Leçon d’histoire arménienne
« Au siècle dernier, notre famille humaine a traversé trois tragédies massives et sans précédent. La première, qui est largement considérée comme le premier génocide du XXe siècle, a frappé votre peuple arménien», a déclaré le souverain pontife en citant un document signé en 2001 par le pape Jean-Paul II et le patriarche arménien. « Les deux autres ont été commises par le nazisme et le stalinisme », a ajouté le Pape.
Corina Cristea, 30.04.2015, 19:20
Erevan soutient qu’un million et demi d’Arméniens, soit près de la moitié de la population arménienne de l’époque, ont été tués entre 1915 et 1917, à la fin de l’Empire ottoman. Toutes ces victimes ont été canonisées par l’Eglise arménienne.
En ce qui la concerne, la Turquie nie catégoriquement que lEmpire ottoman ait organisé le massacre systématique de sa population arménienne pendant la Première guerre mondiale et récuse le terme de « génocide » repris par lArménie, de nombreux historiens et une vingtaine de pays dont la France, lItalie et la Russie. Ankara a violemment riposté aux propos du Pape, en affirmant qu’il sagissait dune guerre civile dans laquelle 300 à 500.000 Arméniens et autant de Turcs ont trouvé la mort.
Le gouvernement turc a par ailleurs accusé certains membres du Parlement européen de « fanatisme religieux et culturel » en approuvant une résolution relative à la commémoration du génocide perpétré sous l’Empire ottoman et des déportations massives d’Arméniens. La diplomatie d’Ankara a, quant à elle, estimé que le Législatif européen tentait de réécrire l’histoire. Elle faisait référence à la résolution adoptée pour marquer les cent années écoulées depuis les événements de la Première Guerre Mondiale et qui appelle la Turquie, en sa qualité d’Etat successeur de l’Empire ottoman, à se réconcilier avec son passé et à reconnaître le génocide arménien.

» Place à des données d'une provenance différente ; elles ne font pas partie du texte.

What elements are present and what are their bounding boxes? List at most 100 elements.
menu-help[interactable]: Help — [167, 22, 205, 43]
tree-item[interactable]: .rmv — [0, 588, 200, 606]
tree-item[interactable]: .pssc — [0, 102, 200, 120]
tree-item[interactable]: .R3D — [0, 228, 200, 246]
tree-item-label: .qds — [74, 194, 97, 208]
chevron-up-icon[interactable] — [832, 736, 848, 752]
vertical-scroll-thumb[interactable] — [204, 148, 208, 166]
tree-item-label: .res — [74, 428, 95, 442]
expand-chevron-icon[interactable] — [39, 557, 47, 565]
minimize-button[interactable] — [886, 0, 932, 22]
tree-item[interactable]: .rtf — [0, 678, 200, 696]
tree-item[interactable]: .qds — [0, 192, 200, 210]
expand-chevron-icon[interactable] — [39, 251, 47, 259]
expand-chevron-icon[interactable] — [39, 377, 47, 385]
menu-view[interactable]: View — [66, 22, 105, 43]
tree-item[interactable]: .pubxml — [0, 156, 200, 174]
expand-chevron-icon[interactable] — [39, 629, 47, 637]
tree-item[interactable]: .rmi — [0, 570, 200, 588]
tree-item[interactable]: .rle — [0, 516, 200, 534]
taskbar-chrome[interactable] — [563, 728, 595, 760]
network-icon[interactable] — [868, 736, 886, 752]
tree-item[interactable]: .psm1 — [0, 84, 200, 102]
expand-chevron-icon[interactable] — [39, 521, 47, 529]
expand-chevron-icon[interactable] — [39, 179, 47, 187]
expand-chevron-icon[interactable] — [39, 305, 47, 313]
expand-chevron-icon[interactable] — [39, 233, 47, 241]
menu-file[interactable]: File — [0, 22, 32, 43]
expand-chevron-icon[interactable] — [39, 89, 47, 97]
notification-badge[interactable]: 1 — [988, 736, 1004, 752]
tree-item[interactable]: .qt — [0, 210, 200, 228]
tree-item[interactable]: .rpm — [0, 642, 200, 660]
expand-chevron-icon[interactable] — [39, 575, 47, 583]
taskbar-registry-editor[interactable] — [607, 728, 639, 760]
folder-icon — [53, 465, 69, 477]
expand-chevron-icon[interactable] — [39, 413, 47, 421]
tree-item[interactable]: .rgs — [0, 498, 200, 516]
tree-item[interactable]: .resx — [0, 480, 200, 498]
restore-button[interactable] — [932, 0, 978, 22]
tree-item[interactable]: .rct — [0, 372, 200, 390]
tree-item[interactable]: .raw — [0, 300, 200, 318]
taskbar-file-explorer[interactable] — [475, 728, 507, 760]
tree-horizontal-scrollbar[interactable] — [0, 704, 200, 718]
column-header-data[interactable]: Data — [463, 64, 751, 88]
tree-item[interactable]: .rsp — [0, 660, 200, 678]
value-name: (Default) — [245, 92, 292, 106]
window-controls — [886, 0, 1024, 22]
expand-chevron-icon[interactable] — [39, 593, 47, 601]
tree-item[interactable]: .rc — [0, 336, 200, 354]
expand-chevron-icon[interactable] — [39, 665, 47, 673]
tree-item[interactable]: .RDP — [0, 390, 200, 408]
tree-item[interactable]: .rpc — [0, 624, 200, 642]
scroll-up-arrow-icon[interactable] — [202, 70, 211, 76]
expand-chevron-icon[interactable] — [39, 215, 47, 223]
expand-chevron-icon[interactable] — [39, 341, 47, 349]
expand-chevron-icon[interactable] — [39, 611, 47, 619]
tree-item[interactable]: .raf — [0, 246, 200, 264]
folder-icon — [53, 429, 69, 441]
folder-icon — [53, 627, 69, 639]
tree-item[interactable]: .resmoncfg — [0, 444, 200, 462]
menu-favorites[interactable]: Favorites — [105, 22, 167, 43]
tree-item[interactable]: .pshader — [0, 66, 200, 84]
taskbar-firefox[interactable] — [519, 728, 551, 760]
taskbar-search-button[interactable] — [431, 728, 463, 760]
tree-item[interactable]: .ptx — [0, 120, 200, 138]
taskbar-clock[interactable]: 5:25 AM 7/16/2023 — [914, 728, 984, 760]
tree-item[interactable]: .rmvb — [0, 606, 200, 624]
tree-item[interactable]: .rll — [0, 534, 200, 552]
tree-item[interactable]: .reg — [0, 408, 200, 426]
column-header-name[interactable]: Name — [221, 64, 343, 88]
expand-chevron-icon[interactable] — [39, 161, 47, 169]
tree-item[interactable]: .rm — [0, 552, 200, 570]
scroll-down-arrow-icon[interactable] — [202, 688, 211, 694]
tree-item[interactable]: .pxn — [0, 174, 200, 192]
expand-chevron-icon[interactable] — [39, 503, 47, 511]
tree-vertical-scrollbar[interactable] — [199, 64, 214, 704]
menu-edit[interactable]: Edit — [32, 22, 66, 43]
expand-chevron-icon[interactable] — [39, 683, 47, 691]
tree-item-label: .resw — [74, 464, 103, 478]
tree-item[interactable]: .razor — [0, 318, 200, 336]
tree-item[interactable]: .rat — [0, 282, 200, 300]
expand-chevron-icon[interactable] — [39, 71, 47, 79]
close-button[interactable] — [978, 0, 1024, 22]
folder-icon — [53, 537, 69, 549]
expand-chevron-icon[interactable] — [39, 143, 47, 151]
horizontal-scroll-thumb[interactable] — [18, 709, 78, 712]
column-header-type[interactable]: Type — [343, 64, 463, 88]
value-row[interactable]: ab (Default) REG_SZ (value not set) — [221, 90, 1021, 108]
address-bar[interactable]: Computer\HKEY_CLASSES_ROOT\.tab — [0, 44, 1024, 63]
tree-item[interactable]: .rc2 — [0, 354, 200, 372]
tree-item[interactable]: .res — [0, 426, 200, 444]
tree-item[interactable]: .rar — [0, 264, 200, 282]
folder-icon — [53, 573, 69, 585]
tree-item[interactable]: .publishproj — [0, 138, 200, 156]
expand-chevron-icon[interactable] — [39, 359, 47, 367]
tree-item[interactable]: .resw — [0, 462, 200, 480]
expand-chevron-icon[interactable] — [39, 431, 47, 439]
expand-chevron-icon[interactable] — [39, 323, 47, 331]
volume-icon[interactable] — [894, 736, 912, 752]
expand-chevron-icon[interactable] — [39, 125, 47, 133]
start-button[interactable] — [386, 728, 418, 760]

Le professeur Constantin Hlihor a sa propre explication pour l’attitude de la Turquie : « Dans le droit international, un événement dramatique comme celui–ci a projeté une certaine image des Etats ayant mené ce type de politique, consistant à éliminer une ethnie, une nation. Une image très négative, compte tenu de ce qui s’est passé vers le milieu du siècle dernier, lors de la Seconde Guerre Mondiale. Et je me réfère aux crimes commis par l’Allemagne hitlérienne contre les Juifs, par Hitler et par Staline contre son propre peuple. »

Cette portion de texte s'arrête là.